山彦は田舎に住んでいる。最近近所のコンビニ(といっても車で10分であるが、)のアルバイトが新しい人になった。たぶん高校生であろう若者である。
田舎のコンビニは都会のそれとは雰囲気が若干違い、親しげに「お母さんは元気にしている?」「○○君大きくなったね」なんて店員に声をかけるお客さんがいてもお客さんが列を作ることはない。どこでもどんな場面でも田舎はのどかなものである。
 山彦もかつて学生の頃某地方都市でバイトの経験がある。山彦のバイトは今でいえば「デリバリー」、当時は「出前持ち」といわれた 料理を配達する仕事であった。今でこそ「デリバリー」は小気味よくデザインされたバイクや車でさっそうとピザやお寿司をお届けしている姿が見受けられる。
 山彦の場合勤務先はラーメンやチャーハン,野菜炒め定食,焼肉定食などなんでもござれの大衆食堂であった。運搬手段は自転車と「おかもち」とよばれる手提げのアルミ箱に料理を入れて配達するのである。
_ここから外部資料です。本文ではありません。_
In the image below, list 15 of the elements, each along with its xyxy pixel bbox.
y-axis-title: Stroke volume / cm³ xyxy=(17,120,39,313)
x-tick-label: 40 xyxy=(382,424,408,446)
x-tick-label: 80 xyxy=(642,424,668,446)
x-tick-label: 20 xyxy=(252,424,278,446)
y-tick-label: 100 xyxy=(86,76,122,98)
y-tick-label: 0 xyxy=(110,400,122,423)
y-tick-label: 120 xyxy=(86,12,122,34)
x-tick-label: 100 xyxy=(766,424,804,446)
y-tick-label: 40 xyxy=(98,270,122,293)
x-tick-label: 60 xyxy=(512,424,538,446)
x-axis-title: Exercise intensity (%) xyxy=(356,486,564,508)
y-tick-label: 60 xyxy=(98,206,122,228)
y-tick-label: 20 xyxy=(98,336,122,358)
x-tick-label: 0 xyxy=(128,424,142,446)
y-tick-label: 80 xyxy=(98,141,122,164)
雨の日も風の日も、雪の日はお休みしたが。
 一人前の出前持ちには料理の入ったおかもちを持ちつつ自転車を操る運動神経と体力、お届け先で代金をいただき暗算でお釣りを返せる頭脳を要する。さらにはお客様に愛想よく接するサービス精神を持つことも重要なポイントである。
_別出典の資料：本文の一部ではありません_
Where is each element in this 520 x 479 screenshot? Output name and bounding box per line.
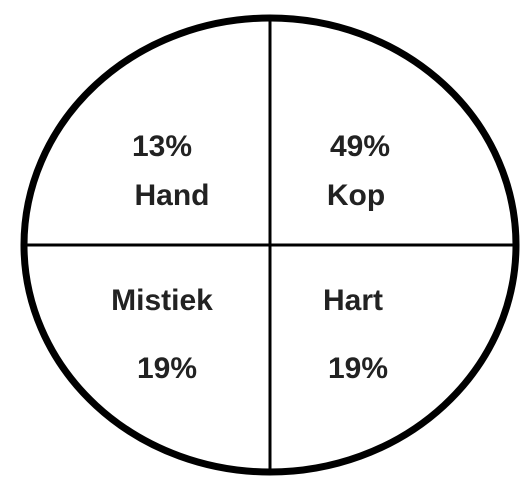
label: Hart — [323, 284, 383, 317]
label: Kop — [327, 179, 385, 212]
percent: 49% — [330, 130, 390, 163]
percent: 13% — [132, 130, 192, 163]
percent: 19% — [328, 352, 388, 385]
percent: 19% — [137, 352, 197, 385]
label: Mistiek — [111, 284, 213, 317]
label: Hand — [135, 179, 210, 212]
 頭脳には疑問符がつくが他の二つにたけていた山彦はおかげさまでそれなりに勤め、親元での暮らしと違う社会との接点をそれなりの作れたことは幸いといえる。
加えて食べ物屋で仕事をすることのメリットは「まかない付き」である。食堂の女亭主は豪気な人で好きなものを食べさせてくれた。時には店奥の居間のテーブルにいなりずしやぼた餅が山盛りの大皿。田舎者の山彦にはそれに魅かれていたのかもしれない。今でも目に浮かぶ。
ちなみにコンビニでバイト中の愚息はおかもちを見たことがないらしい。もしやあなたも?